Data Analysis with R: Problem Set 4

1. Price vs. x
3. Correlations
4. Price vs. Depth
5. Adjustments – Price vs. Depth
7. Correlation – Price and Depth
8. Price vs. Carat
9. Price vs. Volume
10. Correlations on Subsets
11. Adjustments – Price vs. Volume
12. Mean Price by Clarity
13. Bar Charts of Mean Price
14. Gapminder Revisited

1. Price vs. x

library(ggplot2)
data(diamonds)

# Your first task is to create a
# scatterplot of price vs x.
# using the ggplot syntax.
ggplot(diamonds, aes(x=x, y=price)) + geom_point()

3. Correlations

# correlation between price and x
with(diamonds, cor.test(x, price))

## 
##  Pearson's product-moment correlation
## 
## data:  x and price
## t = 440.16, df = 53938, p-value < 2.2e-16
## alternative hypothesis: true correlation is not equal to 0
## 95 percent confidence interval:
##  0.8825835 0.8862594
## sample estimates:
##       cor 
## 0.8844352

# correlation between price and y
with(diamonds, cor.test(y, price))

## 
##  Pearson's product-moment correlation
## 
## data:  y and price
## t = 401.14, df = 53938, p-value < 2.2e-16
## alternative hypothesis: true correlation is not equal to 0
## 95 percent confidence interval:
##  0.8632867 0.8675241
## sample estimates:
##       cor 
## 0.8654209

# correlation between price and z
with(diamonds, cor.test(z, price))

## 
##  Pearson's product-moment correlation
## 
## data:  z and price
## t = 393.6, df = 53938, p-value < 2.2e-16
## alternative hypothesis: true correlation is not equal to 0
## 95 percent confidence interval:
##  0.8590541 0.8634131
## sample estimates:
##       cor 
## 0.8612494

4. Price vs. Depth

# Create a simple scatter plot of price vs depth.
ggplot(diamonds, aes(x=depth, y=price)) + geom_point()

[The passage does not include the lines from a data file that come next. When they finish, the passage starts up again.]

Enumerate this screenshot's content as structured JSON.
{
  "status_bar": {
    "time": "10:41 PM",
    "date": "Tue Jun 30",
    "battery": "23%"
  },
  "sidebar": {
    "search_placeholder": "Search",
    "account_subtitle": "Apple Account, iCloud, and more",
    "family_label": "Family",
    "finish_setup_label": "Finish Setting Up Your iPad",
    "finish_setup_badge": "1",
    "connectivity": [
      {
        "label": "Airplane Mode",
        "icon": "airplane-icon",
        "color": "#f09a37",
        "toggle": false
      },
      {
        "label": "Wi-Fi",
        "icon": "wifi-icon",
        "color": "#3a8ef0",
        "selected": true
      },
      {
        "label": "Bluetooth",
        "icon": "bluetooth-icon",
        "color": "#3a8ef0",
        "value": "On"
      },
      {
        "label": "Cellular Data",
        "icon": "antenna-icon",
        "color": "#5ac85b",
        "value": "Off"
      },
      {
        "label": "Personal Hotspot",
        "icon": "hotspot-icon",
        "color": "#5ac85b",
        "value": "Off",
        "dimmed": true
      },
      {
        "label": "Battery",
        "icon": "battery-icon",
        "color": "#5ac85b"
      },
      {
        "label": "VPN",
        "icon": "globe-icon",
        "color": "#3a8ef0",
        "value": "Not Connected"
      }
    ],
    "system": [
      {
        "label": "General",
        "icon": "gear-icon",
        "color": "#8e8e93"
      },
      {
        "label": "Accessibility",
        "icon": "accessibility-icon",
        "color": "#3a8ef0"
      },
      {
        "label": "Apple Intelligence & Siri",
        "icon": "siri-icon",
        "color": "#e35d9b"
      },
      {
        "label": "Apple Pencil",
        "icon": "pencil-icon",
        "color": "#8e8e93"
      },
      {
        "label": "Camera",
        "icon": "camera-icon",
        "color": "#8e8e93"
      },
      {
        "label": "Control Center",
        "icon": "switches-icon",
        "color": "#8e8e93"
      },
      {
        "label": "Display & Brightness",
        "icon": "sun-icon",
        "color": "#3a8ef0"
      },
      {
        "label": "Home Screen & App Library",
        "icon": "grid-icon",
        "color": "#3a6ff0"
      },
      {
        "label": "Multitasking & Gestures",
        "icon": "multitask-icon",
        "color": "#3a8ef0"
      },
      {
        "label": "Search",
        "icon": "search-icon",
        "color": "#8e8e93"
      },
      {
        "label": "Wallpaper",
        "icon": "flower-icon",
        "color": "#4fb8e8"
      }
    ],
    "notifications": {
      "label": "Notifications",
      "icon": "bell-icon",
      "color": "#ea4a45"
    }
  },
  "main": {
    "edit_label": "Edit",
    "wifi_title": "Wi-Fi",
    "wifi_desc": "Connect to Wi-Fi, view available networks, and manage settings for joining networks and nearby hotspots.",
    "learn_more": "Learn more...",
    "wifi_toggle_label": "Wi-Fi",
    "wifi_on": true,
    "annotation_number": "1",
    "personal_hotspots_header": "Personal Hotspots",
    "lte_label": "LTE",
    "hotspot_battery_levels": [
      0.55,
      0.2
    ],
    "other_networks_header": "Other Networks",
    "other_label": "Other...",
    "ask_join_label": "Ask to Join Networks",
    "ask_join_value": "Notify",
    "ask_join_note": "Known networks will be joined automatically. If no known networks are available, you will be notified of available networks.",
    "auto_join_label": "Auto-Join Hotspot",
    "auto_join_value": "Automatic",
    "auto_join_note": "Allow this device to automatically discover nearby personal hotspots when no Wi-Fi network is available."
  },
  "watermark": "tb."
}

5. Adjustments – Price vs. Depth

# Change the code to make the transparency of the
# points to be 1/100 of what they are now and mark
# the x-axis every 2 units. 
ggplot(data = diamonds, aes(x = depth, y = price)) + 
  geom_point(alpha=0.01) +
  scale_x_continuous(breaks=seq(42,80,2))

7. Correlation – Price and Depth

cor.test(diamonds$price, diamonds$depth)

## 
##  Pearson's product-moment correlation
## 
## data:  diamonds$price and diamonds$depth
## t = -2.473, df = 53938, p-value = 0.0134
## alternative hypothesis: true correlation is not equal to 0
## 95 percent confidence interval:
##  -0.019084756 -0.002208537
## sample estimates:
##        cor 
## -0.0106474

8. Price vs. Carat

# Create a scatterplot of price vs carat
# and omit the top 1% of price and carat
# values.
price99 <- quantile(diamonds$price, 0.99)
carat99 <- quantile(diamonds$carat, 0.99)
ggplot(subset(diamonds, price < price99 & carat < carat99), aes(x=carat, y=price)) +
  geom_point()

9. Price vs. Volume

# Create a scatterplot of price vs. volume (x * y * z).
# This is a very rough approximation for a diamond's volume.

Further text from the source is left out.